Tuesday, 4 October 2011

Taxing Times

Over the last few years the public cry, largely driven by an uninformed press, has been for new higher levels of tax for companies and in particular for high earning individuals (in the UK at least). In theory this generates a lot more income to help the government reduce the deficit. It would also in theory bash the banker's bonus which seems to be to top priority for the mainstream media.

The problem with onerous tax levels is that it is anti business and talented / high earning employees will simply leave the country. They are a mobile workforce and typically work in financial jobs in London which could be replicated in other global financial sectors. I personally know several brokers and bankers who have already made the move - most seem to be heading to Zurich or Singapore.

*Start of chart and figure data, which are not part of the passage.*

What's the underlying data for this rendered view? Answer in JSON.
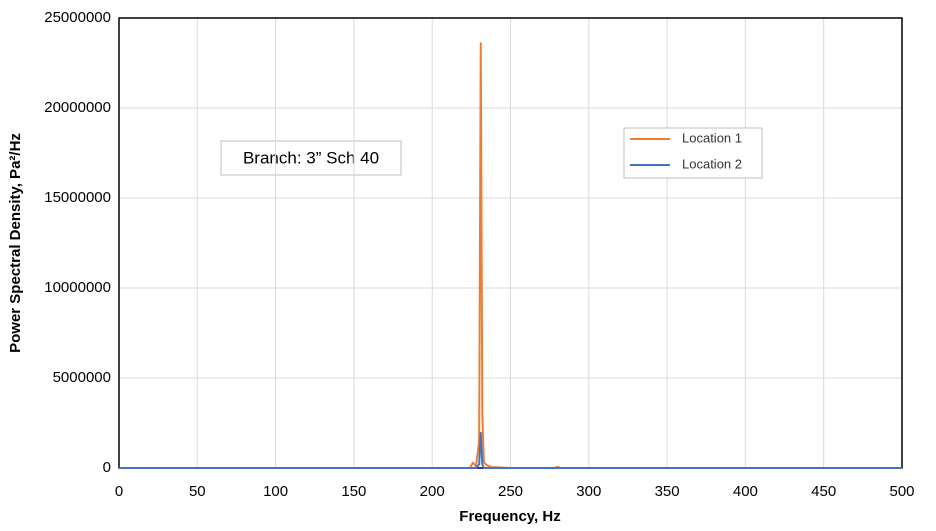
{
  "chart_data": {
    "type": "line",
    "x_label": "Frequency, Hz",
    "y_label": "Power Spectral Density, Pa²/Hz",
    "annotation": "Branch: 3” Sch 40",
    "x": [
      0,
      100,
      200,
      224,
      226,
      228,
      230,
      231,
      232,
      233,
      235,
      238,
      250,
      278,
      280,
      282,
      300,
      400,
      500
    ],
    "series": [
      {
        "name": "Location 1",
        "color": "#ed7d31",
        "values": [
          0,
          0,
          0,
          0,
          300000,
          100000,
          1500000,
          23600000,
          3000000,
          300000,
          150000,
          50000,
          0,
          0,
          60000,
          0,
          0,
          0,
          0
        ]
      },
      {
        "name": "Location 2",
        "color": "#4472c4",
        "values": [
          0,
          0,
          0,
          0,
          0,
          0,
          200000,
          1950000,
          200000,
          0,
          0,
          0,
          0,
          0,
          0,
          0,
          0,
          0,
          0
        ]
      }
    ],
    "xlim": [
      0,
      500
    ],
    "xticks": [
      0,
      50,
      100,
      150,
      200,
      250,
      300,
      350,
      400,
      450,
      500
    ],
    "ylim": [
      0,
      25000000
    ],
    "yticks": [
      0,
      5000000,
      10000000,
      15000000,
      20000000,
      25000000
    ],
    "grid": true,
    "legend": "upper right"
  }
}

Interestingly they say one issue for the move is tax but another reason is the public sentiment over high earners at the moment. Even if their job was completely unrelated to the financial crisis they are still being branded with the same 'banker' label which is now considered a derogatory term. It's not only people that are moving - last year Wolseley, a large building company, took their HQ and £391m profit to Switzerland. The UK missed out on a £23m tax bill as a result.

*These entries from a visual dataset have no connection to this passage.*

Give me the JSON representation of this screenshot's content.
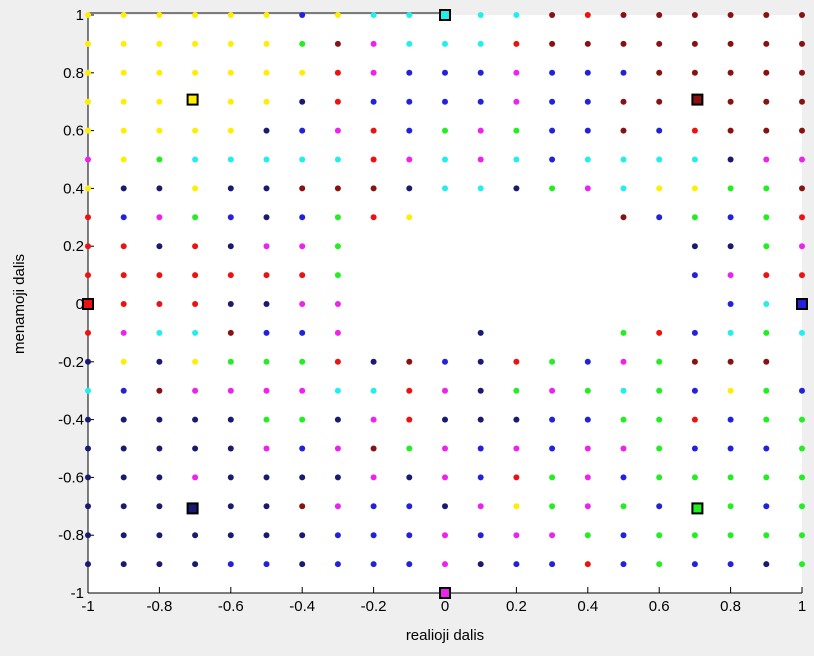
{
  "chart_data": {
    "type": "scatter",
    "title": "",
    "xlabel": "realioji dalis",
    "ylabel": "menamoji dalis",
    "xlim": [
      -1,
      1
    ],
    "ylim": [
      -1,
      1
    ],
    "grid": false,
    "xticks": [
      -1,
      -0.8,
      -0.6,
      -0.4,
      -0.2,
      0,
      0.2,
      0.4,
      0.6,
      0.8,
      1
    ],
    "xtick_labels": [
      "-1",
      "-0.8",
      "-0.6",
      "-0.4",
      "-0.2",
      "0",
      "0.2",
      "0.4",
      "0.6",
      "0.8",
      "1"
    ],
    "yticks": [
      1,
      0.8,
      0.6,
      0.4,
      0.2,
      0,
      -0.2,
      -0.4,
      -0.6,
      -0.8,
      -1
    ],
    "ytick_labels": [
      "1",
      "0.8",
      "0.6",
      "0.4",
      "0.2",
      "0",
      "-0.2",
      "-0.4",
      "-0.6",
      "-0.8",
      "-1"
    ],
    "grid_points": {
      "x_start": -1,
      "x_step": 0.1,
      "y_start": 1,
      "y_step": -0.1,
      "color_legend": {
        "Y": "#ffee00",
        "B": "#2222dd",
        "C": "#22eeee",
        "M": "#ee22ee",
        "R": "#ee1111",
        "W": "#881111",
        "G": "#22ee22",
        "N": "#1a1a70"
      },
      "rows": [
        "YYYYYYBYCCCCCWRWWWWWW",
        "YYYYYYGWMCCCRWWWWWWWW",
        "YYYYYYYRMBBBMBBBWWWWW",
        "YYYYYYNRBBBBMBBWWWWWW",
        "YYYYYNBMRBGMGBBWBRWWW",
        "MYGCCCCCRMCMCBCCCCNMM",
        "YNNYNNWWWNCCNGMCYYGGW",
        "RBMGBNBGRY.....WBGBGR",
        "RRNRNMMG.........NNGMN",
        "RRRRRRRG.........BMRRRR",
        "RRRRNNMM..........BCBBCB",
        "RMCCWBBM...N...GRBCGCRC",
        "NYNYGGGRNWBNRGBMGWWW",
        "CBWMMMMCCRMNGMGCGBYGB",
        "NNNNNGGNMRNNNBBGGRBGG",
        "NNNNNMBMWGMBMBMMGBBBG",
        "NNNMNNNNMNMBRGMBGGGGGG",
        "NNNNNNWMBBNMYGMGBGGBG",
        "NNNNNNNBBBMBMMGBGGGGG",
        "NNNNBBNBBBMNBBRBGBBNG"
      ]
    },
    "highlighted_points": [
      {
        "x": 0,
        "y": 1,
        "color": "#22eeee"
      },
      {
        "x": 0.7071,
        "y": 0.7071,
        "color": "#881111"
      },
      {
        "x": -0.7071,
        "y": 0.7071,
        "color": "#ffee00"
      },
      {
        "x": -1,
        "y": 0,
        "color": "#ee1111"
      },
      {
        "x": 1,
        "y": 0,
        "color": "#2222dd"
      },
      {
        "x": -0.7071,
        "y": -0.7071,
        "color": "#1a1a70"
      },
      {
        "x": 0.7071,
        "y": -0.7071,
        "color": "#22ee22"
      },
      {
        "x": 0,
        "y": -1,
        "color": "#ee22ee"
      }
    ]
  }
}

The UK needs to remain pro business and encourage high earners to excel. The top5% already pay 25% of the UK's income tax. High earners should definitely pay more tax but anything beyond the current level would be counterproductive and the 50p bracket should be reversed soon before too much damage is done. There also needs to be a sentiment change - companies are generally speaking efficient and wouldn't pay big bonuses unless the person receiving that bonus was worth considerably more. There tax bills are already larger than most people's paychecks so just think of what can be done with the tax they generate.